Esfia, Aug. 20.—The fact that the cholera was raging in Egypt, that in the ordinary course of events it was certain to visit Syria, that even if it did not, the months of July, August, and September are disagreeably hot at Haifa, determined me to make the experiment of camping out on the highest point of Carmel, and I am at this moment sitting under a Bedouin tent, arranged after a fashion of my own, at an altitude of eighteen hundred feet above the level of the sea, upon which I look down in two opposite directions.

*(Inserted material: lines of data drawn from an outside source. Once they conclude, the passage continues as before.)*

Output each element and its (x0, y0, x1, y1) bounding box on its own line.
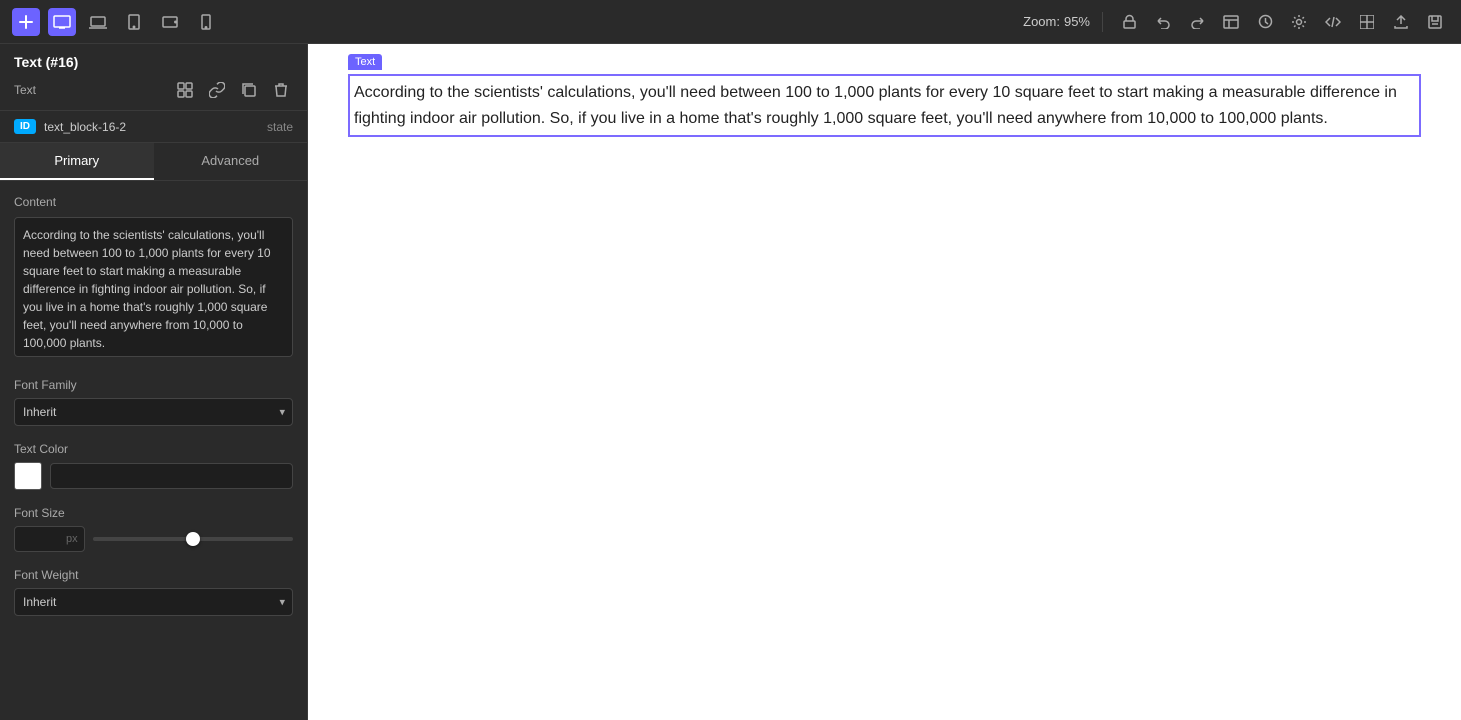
font-weight-select-wrapper: Inherit 100 400 (Normal) 700 (Bold) (14, 588, 293, 616)
top-toolbar: Zoom: 95% (0, 0, 1461, 44)
font-size-slider[interactable] (93, 537, 293, 541)
font-family-label: Font Family (14, 378, 293, 392)
px-unit-label: px (60, 533, 84, 545)
font-family-select[interactable]: Inherit Arial Georgia Helvetica Times Ne… (14, 398, 293, 426)
save-icon[interactable] (1421, 8, 1449, 36)
canvas-area[interactable]: Text According to the scientists' calcul… (308, 44, 1461, 720)
color-value-input[interactable] (50, 463, 293, 489)
element-actions: Text (14, 78, 293, 102)
tab-primary[interactable]: Primary (0, 143, 154, 180)
element-title: Text (#16) (14, 54, 293, 70)
color-swatch[interactable] (14, 462, 42, 490)
id-row: ID text_block-16-2 state (0, 111, 307, 143)
text-color-label: Text Color (14, 442, 293, 456)
font-weight-select[interactable]: Inherit 100 400 (Normal) 700 (Bold) (14, 588, 293, 616)
font-size-slider-thumb[interactable] (186, 532, 200, 546)
mobile-view-button[interactable] (192, 8, 220, 36)
zoom-value: 95% (1064, 14, 1090, 29)
add-button[interactable] (12, 8, 40, 36)
delete-action-icon[interactable] (269, 78, 293, 102)
export-icon[interactable] (1387, 8, 1415, 36)
state-label: state (267, 120, 293, 134)
group-action-icon[interactable] (173, 78, 197, 102)
id-badge: ID (14, 119, 36, 134)
content-textarea[interactable]: According to the scientists' calculation… (14, 217, 293, 357)
history-icon[interactable] (1251, 8, 1279, 36)
id-value: text_block-16-2 (44, 120, 259, 134)
content-section-label: Content (14, 195, 293, 209)
tab-advanced[interactable]: Advanced (154, 143, 308, 180)
duplicate-action-icon[interactable] (237, 78, 261, 102)
grid-icon[interactable] (1353, 8, 1381, 36)
selected-text-block[interactable]: Text According to the scientists' calcul… (348, 74, 1421, 137)
color-row (14, 462, 293, 490)
zoom-indicator: Zoom: 95% (1023, 14, 1090, 29)
layout-icon[interactable] (1217, 8, 1245, 36)
main-layout: Text (#16) Text ID text_block-16-2 (0, 44, 1461, 720)
font-family-select-wrapper: Inherit Arial Georgia Helvetica Times Ne… (14, 398, 293, 426)
element-label: Text (14, 83, 165, 97)
tablet-view-button[interactable] (120, 8, 148, 36)
text-label-badge: Text (348, 54, 382, 70)
font-size-input[interactable] (15, 527, 60, 551)
code-icon[interactable] (1319, 8, 1347, 36)
redo-icon[interactable] (1183, 8, 1211, 36)
toolbar-right-icons (1115, 8, 1449, 36)
zoom-label: Zoom: (1023, 14, 1060, 29)
element-header: Text (#16) Text (0, 44, 307, 111)
undo-icon[interactable] (1149, 8, 1177, 36)
canvas-page: Text According to the scientists' calcul… (308, 44, 1461, 720)
panel-content: Content According to the scientists' cal… (0, 181, 307, 720)
settings-icon[interactable] (1285, 8, 1313, 36)
canvas-text-content: According to the scientists' calculation… (354, 80, 1415, 131)
toolbar-divider (1102, 12, 1103, 32)
font-weight-label: Font Weight (14, 568, 293, 582)
link-action-icon[interactable] (205, 78, 229, 102)
font-size-row: px (14, 526, 293, 552)
lock-icon[interactable] (1115, 8, 1143, 36)
font-size-label: Font Size (14, 506, 293, 520)
panel-tabs: Primary Advanced (0, 143, 307, 181)
left-panel: Text (#16) Text ID text_block-16-2 (0, 44, 308, 720)
desktop-view-button[interactable] (48, 8, 76, 36)
mobile-landscape-view-button[interactable] (156, 8, 184, 36)
laptop-view-button[interactable] (84, 8, 112, 36)
font-size-input-wrapper: px (14, 526, 85, 552)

On the northwest, distant six miles, curves the Bay of Acre, with the town itself glistening white in the distance; and on the southwest, distant seven miles, the Mediterranean breaks upon the beach that bounds the plain of Sharon, and with a good glass I can make out the outlines of the ruins of the old port of Cæsarea. Southward are the confused hills known as the mountains of Samaria; beyond them, in the blue haze, I can indistinctly see the highlands of Gilead; while nearer still, Mount Gilboa, Mount Tabor, the Nazareth range, with a house or two of that town visible, and Mount Hermon, rising behind the high ranges of northern Galilee, are all comprised in a prospect unrivalled in its panoramic extent and in the interest attached to the localities upon which the eye rests in every direction. I was some time picking out just the spot on which to camp, so many advantageous sites suggested themselves, but the paramount necessity of being near a village for security and supplies, and, above all, near a good spring, decided me in favour of my present location; and as the conditions under which I have brought a large party up to the top of this somewhat inaccessible mountain and planted them upon it are novel, I venture to think that an account of our experience may prove interesting.

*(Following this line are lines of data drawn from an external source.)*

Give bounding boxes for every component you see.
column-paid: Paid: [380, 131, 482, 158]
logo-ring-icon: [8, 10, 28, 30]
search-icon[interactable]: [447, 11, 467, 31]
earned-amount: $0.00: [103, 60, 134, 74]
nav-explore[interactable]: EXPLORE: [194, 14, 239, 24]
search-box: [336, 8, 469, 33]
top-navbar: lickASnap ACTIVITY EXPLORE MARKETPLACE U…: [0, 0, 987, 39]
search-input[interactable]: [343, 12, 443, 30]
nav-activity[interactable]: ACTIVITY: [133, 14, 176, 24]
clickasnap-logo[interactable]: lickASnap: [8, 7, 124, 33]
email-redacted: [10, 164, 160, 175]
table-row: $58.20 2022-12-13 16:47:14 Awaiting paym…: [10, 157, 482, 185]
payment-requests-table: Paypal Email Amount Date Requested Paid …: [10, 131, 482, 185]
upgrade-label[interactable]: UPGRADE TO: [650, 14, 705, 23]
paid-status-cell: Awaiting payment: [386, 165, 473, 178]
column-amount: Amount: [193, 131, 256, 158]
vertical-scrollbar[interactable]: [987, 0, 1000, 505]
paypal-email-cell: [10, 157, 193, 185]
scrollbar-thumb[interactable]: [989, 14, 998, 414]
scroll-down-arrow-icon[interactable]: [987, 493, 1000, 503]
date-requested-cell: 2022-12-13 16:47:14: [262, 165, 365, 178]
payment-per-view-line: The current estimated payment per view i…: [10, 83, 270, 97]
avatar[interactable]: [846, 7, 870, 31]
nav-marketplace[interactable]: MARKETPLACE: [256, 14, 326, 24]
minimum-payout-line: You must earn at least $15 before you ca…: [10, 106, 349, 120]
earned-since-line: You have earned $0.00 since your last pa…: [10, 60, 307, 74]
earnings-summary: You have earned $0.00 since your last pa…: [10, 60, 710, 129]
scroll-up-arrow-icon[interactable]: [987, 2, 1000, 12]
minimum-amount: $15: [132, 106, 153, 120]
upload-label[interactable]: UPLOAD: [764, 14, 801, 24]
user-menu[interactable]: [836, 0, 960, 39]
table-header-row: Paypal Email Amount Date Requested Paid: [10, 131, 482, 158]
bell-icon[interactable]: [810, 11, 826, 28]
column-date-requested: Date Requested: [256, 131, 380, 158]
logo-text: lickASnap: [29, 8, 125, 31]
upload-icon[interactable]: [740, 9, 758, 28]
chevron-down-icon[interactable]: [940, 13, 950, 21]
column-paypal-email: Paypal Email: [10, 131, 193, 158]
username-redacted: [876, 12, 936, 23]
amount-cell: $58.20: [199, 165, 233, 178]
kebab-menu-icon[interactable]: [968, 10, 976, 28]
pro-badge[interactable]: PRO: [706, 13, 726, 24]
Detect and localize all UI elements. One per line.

In the first place, the village itself was out of the question, partly because Arab houses, as a rule, do not consist of more than one room, and even when one has turned out their human inhabitants, it still remains tenanted by so many others of a carnivorous character, though minute in size, that existence becomes a burden; and partly because they are pervaded with a singular odour of burnt manure, which the natives use as fuel for the ovens in which they bake their bread, and which is too pungent to be agreeable to unsophisticated nostrils. After inhaling it for a month I have got rather to like it than otherwise.